L’Afi ha presentato un ricorso per decreto ingiuntivo contro Rai che negli ultimi dieci anni ha accumulato oltre cinque milioni di euro di debiti per diritti musicali non pagati. Come stabilito per legge, infatti, i produttori discografici sono titolari di diritti patrimoniali che si attivano ogni volta che una loro opera viene utilizzata dalle emittenti radiofoniche, televisive e cinematografiche. In forza della stessa legge, la Rai stipula accordi con le associazioni dei produttori per l’utilizzo in licenza del repertorio da loro tutelato, prevedendo i rispettivi compensi (altrimenti determinati ex lege).

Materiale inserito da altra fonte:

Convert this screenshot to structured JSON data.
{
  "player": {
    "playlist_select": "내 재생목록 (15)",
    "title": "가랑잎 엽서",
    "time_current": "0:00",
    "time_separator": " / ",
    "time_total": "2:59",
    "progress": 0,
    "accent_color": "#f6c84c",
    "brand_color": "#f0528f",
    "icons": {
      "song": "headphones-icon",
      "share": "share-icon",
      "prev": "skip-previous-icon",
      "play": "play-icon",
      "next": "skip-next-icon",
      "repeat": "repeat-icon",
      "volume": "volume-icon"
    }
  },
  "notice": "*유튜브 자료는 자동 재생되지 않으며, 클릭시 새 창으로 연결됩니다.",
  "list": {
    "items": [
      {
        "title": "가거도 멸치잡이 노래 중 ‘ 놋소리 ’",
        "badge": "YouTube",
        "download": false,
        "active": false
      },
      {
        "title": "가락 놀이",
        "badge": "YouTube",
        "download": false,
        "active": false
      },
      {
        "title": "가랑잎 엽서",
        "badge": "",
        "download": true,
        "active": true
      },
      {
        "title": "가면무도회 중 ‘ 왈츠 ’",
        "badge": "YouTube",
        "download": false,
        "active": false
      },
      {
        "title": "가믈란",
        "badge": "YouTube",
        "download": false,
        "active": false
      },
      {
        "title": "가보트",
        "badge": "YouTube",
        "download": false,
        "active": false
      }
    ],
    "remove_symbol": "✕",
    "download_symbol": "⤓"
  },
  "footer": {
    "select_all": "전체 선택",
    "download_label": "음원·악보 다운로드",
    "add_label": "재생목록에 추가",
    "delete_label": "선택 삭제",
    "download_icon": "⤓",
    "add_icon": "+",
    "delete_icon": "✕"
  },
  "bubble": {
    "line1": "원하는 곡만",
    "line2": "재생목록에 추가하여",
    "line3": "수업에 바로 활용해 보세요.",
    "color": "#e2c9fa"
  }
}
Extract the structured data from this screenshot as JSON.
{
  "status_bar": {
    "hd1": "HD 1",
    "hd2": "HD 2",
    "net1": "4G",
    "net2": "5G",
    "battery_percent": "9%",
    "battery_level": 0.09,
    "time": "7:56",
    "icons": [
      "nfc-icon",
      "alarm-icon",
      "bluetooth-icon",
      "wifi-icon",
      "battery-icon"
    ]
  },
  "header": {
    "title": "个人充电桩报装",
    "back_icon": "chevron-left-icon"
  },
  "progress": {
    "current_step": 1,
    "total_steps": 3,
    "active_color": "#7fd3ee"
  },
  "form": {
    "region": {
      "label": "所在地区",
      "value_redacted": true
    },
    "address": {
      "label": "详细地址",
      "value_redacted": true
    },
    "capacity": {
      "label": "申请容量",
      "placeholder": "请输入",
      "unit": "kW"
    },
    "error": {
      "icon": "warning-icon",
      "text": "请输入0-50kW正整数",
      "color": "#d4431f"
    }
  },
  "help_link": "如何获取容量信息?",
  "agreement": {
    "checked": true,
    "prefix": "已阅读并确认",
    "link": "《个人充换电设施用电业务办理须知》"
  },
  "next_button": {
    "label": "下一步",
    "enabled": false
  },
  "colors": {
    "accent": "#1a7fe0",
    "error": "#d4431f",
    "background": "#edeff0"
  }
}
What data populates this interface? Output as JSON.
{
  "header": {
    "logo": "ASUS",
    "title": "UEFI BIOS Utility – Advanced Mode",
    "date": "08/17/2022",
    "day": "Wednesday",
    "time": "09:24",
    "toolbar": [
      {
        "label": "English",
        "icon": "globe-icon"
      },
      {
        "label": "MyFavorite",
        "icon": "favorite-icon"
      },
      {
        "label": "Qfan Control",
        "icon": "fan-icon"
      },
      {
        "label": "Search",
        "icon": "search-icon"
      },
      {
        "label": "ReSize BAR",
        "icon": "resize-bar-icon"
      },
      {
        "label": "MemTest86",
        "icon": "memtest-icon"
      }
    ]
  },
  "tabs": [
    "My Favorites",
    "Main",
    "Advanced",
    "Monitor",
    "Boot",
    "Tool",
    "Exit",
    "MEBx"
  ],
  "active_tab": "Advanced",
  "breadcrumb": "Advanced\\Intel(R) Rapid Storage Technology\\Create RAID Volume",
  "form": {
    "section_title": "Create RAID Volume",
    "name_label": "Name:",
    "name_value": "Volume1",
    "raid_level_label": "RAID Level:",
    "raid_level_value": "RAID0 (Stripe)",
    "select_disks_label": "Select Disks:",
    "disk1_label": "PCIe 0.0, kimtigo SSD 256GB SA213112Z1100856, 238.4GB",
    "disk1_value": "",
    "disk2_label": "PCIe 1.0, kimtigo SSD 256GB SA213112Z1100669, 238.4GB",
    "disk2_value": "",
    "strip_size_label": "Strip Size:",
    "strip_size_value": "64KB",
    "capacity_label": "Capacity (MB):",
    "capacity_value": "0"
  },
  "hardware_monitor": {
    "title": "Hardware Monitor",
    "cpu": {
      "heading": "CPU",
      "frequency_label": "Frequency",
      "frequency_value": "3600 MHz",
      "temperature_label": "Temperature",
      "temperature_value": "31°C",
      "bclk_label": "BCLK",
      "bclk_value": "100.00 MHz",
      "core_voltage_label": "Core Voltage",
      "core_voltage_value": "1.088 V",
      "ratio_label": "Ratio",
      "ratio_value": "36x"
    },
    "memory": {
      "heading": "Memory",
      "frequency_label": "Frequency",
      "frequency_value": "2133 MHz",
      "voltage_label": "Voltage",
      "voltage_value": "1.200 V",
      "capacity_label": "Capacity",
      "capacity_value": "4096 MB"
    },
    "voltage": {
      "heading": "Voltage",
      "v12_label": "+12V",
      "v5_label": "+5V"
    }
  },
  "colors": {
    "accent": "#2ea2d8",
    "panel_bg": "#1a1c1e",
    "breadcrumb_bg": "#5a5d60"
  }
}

Quindi, se da un lato le regole formali sono stabilite (al netto dei mancati rinnovi contrattuali, a solo titolo esemplificativo l’Afi è in regime di prorogatio rispetto a un contratto del lontano 2013) dall’altro le azioni della società concessionaria sono sempre di natura informale con lo scopo unico di tutelare gli interessi delle imprese associate. «È l’ennesima vicenda in pieno stile italiano che ricorda, se mai ce ne fosse stato ancora bisogno, che lo Stato ha perso il controllo di un’altra delle sue concessionarie: all’interno della Rai si sono formate, infatti, sacche di resistenza», commenta il presidente dell’Associazione fonografici Sergio Cerruti.
A seguito di un approfondimento di Afi rispetto al repertorio dalla stessa gestito e utilizzato all’interno dei programmi Rai, infatti, l’associazione ha rilevato inadempienze e anomalie nel sistema di pagamento della tv pubblica nei confronti dei produttori discografici. «La nostra volontà era quella di trovare insieme una rapida soluzione, riconoscendo la comune provenienza industriale delle due realtà. Nonostante le diverse comunicazioni e richieste d’incontro inoltrate agli organi dirigenziali dell’azienda oltre che al consiglio di amministrazione e all’ad Fuortes, nulla ci è stato concesso», aggiunge Cerruti.
La Tv di Stato risponde per tono: «La Rai ha appreso con sorpresa delle dichiarazioni rese da Afi, in cui si accusa sostanzialmente il servizio pubblico di non pagare i diritti agli artisti e agli autori musicali», recita una nota di viale Mazzini. «Accuse infondate e che ignorano – precisano da viale Mazzini – volutamente, di menzionare i milioni di euro che la Rai riconosce agli autori e agli artisti ogni anno e alle associazioni che li rappresentano. Le esternazioni di AFfi riguardano del resto una vicenda che non ha niente a che vedere con l’impegno di Rai a sostegno della produzione musicale italiana anzi lo conferma ancora di più. La Rai ha infatti fin da subito preso in carico le richieste di Afi e di fronte alle non poche difficoltà incontrate nel ricostruire i fatti, anche in ragione del numero delle rivendicazioni (migliaia) e degli anni passati (talvolta più di 12), ha dato piena e immediata disponibilità a fornire chiarimenti e ad avviare un tavolo tecnico che consentisse di risolvere le questioni pendenti. L’impegno profuso da Rai e la sua buona fede sono ancora più evidenti se si considera che le contestazioni di Afi sono pervenute dopo che quest’ultima aveva anche formalmente riconosciuto in più occasioni la correttezza dell’operato di Rai, salvo poi cambiare idea e formulare migliaia di disorganiche rivendicazioni che, è necessario precisare, nella quasi totalità dei casi riguardano musiche facenti capo alla medesima società».